2. La question des dépens
a) Exposé
[61] L’historique de la présente demande de contrôle judiciaire est le suivant :
· 11 mai 2007 – Avis de demande déposé par les demandeurs;
· 17 mai 2007 – Avis de comparution déposé par le ministre et indiquant que ce dernier [traduction] « entend s’opposer à cette demande »;
· 8 juin 2007 – Dépôt du dossier certifié du tribunal;
· 13 juillet 2007 – Ordonnance du protonotaire Morneau délivrée avec le consentement des parties et prorogeant le délai jusqu’au 31 juillet 2007 pour pouvoir signifier et déposer l’affidavit des demandeurs et prévoyant que l’affidavit du défendeur soit signifié et déposé 60 jours après la signification de l’affidavit des demandeurs;
· 19 octobre 2007 – Ordonnance du protonotaire Aronovitch rendue à la demande de l’avocat du défendeur, avec le consentement des demandeurs, et suspendant la demande de contrôle judiciaire jusqu’au 1er février 2008, avec production ce jour-là du ou des affidavits du défendeur.
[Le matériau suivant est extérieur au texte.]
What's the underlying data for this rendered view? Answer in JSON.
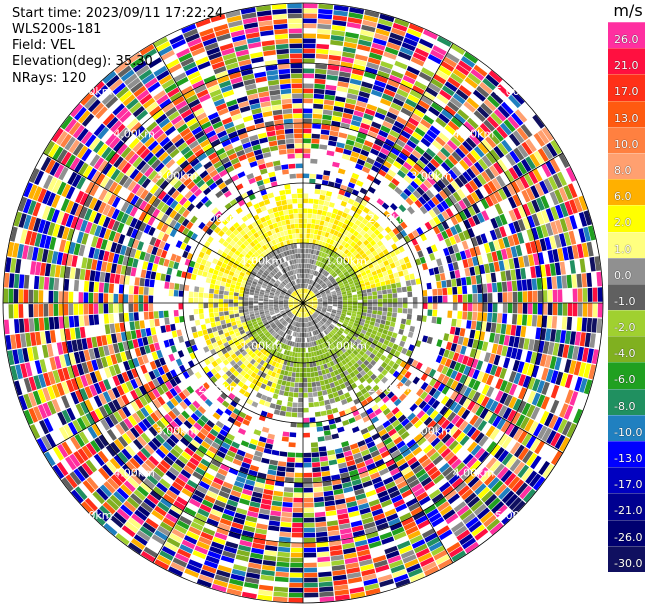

Le dossier indique que le motif sous-jacent est la tenue de négociations en vue d’un règlement. Aucun affidavit, en vertu de l’article 307 des Règles des Cours fédérales (1998) (les Règles), n’a été déposé pour le compte du défendeur;
· 12 mars 2008 – Les demandeurs signifient et déposent leur dossier;
· 17 avril 2008 – Les demandeurs déposent une demande d’audience;
· 3 juin 2008 – Ordonnance fixant l’audition de la présente demande de contrôle judiciaire à Montréal, le 2 septembre 2008;
· 6 août 2008 – Lettre de l’avocat du défendeur, informant la Cour que ce dernier ne s’opposerait pas à la demande de contrôle judiciaire et indiquant de plus que le défendeur déposerait auprès de la Cour une requête en vue d’obtenir une ordonnance faisant droit à l’appel, et annulant la décision datée du 12 avril 2007 du délégué du ministre;
· 12 août 2008 – Dépôt du dossier de requête du défendeur;
· 14 août 2008 – Ordonnance de la présente Cour fixant la procédure à suivre pour l’audition de la requête à laquelle se rapportent les présents motifs.
[62] Les demandeurs sollicitent les dépens avocat-client pour la présente demande de contrôle judiciaire. Les parties reconnaissent que la Cour jouit d’une vaste latitude pour ce qui est de fixer les dépens (voir Consorzio Del Prosciutto Di Parma c. Maple Leaf Meats, 2002 CAF 417). La Cour suprême du Canada a toutefois indiqué aux tribunaux à quel moment il convient d’accorder des dépens sur la base avocat-client.
[63] Dans l’arrêt Baker c. Canada (Ministre de la Citoyenneté et de l'Immigration), [1999] 2 R.C.S. 817, au paragraphe 77, la juge L’Heureux-Dubé, faisant référence à l’arrêt Young c. Young, [1993] 4 R.C.S. 3, a décrété que « [l]es dépens comme entre procureur et client ne sont généralement accordés que s’il y a eu conduite répréhensible, scandaleuse ou outrageante d’une des parties » dans la conduite du litige.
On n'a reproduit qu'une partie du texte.